A former German terrorist once in cahoots with Carlos the Jackal, a gay Christian evangelical who, during his avowedly ''ex-gay'' period, preaches that Jesus has cured his ''homosexual problem,'' a bank robber, and a martial-arts devotee don't walk into a bar in Protagonist. They do, however, form the four male pillars of Jessica Yu's intricate, novel, and altogether fascinating art-piece documentary. The filmmaker incorporates ancient components of drama — including the universal appeal of puppetry — to explore the shaping of character in the crucible of fanaticism. And she relates her subjects' odysseys to principles of Greek tragedy, pausing to explain such concepts as ''provocation'' and ''catharsis.'' (Those puppets? They form a Greek chorus.)

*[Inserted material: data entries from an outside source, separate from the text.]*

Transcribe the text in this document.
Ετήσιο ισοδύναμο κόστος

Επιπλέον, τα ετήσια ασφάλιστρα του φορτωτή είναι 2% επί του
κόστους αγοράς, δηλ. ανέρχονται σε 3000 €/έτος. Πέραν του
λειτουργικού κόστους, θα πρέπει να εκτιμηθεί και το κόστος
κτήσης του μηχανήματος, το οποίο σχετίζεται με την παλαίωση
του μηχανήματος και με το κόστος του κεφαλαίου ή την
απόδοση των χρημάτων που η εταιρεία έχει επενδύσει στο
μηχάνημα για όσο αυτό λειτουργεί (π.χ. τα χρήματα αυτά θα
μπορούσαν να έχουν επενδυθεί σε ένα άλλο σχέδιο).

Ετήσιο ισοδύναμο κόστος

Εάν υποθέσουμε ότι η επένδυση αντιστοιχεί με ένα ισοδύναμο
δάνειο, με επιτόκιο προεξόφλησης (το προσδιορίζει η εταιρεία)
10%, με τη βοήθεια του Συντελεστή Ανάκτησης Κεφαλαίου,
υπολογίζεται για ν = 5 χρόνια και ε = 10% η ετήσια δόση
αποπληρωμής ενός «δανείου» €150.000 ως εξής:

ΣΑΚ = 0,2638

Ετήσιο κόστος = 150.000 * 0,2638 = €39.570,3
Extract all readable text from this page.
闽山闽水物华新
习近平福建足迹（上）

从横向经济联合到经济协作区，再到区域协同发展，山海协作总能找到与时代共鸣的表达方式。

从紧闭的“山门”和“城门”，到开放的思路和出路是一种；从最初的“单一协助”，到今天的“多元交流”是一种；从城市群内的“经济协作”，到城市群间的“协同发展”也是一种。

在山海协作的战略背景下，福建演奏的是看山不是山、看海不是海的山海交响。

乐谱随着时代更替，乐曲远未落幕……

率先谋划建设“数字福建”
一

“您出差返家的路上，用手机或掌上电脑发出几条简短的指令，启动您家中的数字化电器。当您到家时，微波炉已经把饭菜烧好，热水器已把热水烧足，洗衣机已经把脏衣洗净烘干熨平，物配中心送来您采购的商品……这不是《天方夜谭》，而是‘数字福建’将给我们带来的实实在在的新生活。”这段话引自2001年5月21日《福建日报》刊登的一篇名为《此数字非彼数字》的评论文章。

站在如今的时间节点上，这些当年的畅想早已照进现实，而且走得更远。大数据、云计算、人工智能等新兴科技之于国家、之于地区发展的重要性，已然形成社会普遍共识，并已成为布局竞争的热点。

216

If all this sounds awfully classroom-bound, it isn't — far from it. Each man's story as he tells it is riveting, truly stranger than fiction, and awesome, too, in the way of unfathomable humans. And Yu (who made In the Realms of the Unreal, about ''outsider'' artist Henry Darger) fits her inventive artistic choices to a rigorous, well-thought-out thesis about the tragedy of the extremist — and what makes a man a man.
Truly, this is a very male-oriented film, all the more remarkable having been made by a woman. I personally liked the intertwining of Greek Tragedy themes and the quick pacing of the documentary, though honestly, just when each story got riveting, Yu cuts to those puppets again – almost every 7-8 minutes. That got to be more than a little annoying. That said, “PROTAGONIST” is an inventive and thrilling take on the nature of male personal growth, and I recommend it highly, agreeing with Schwartzbaum’s take of B+.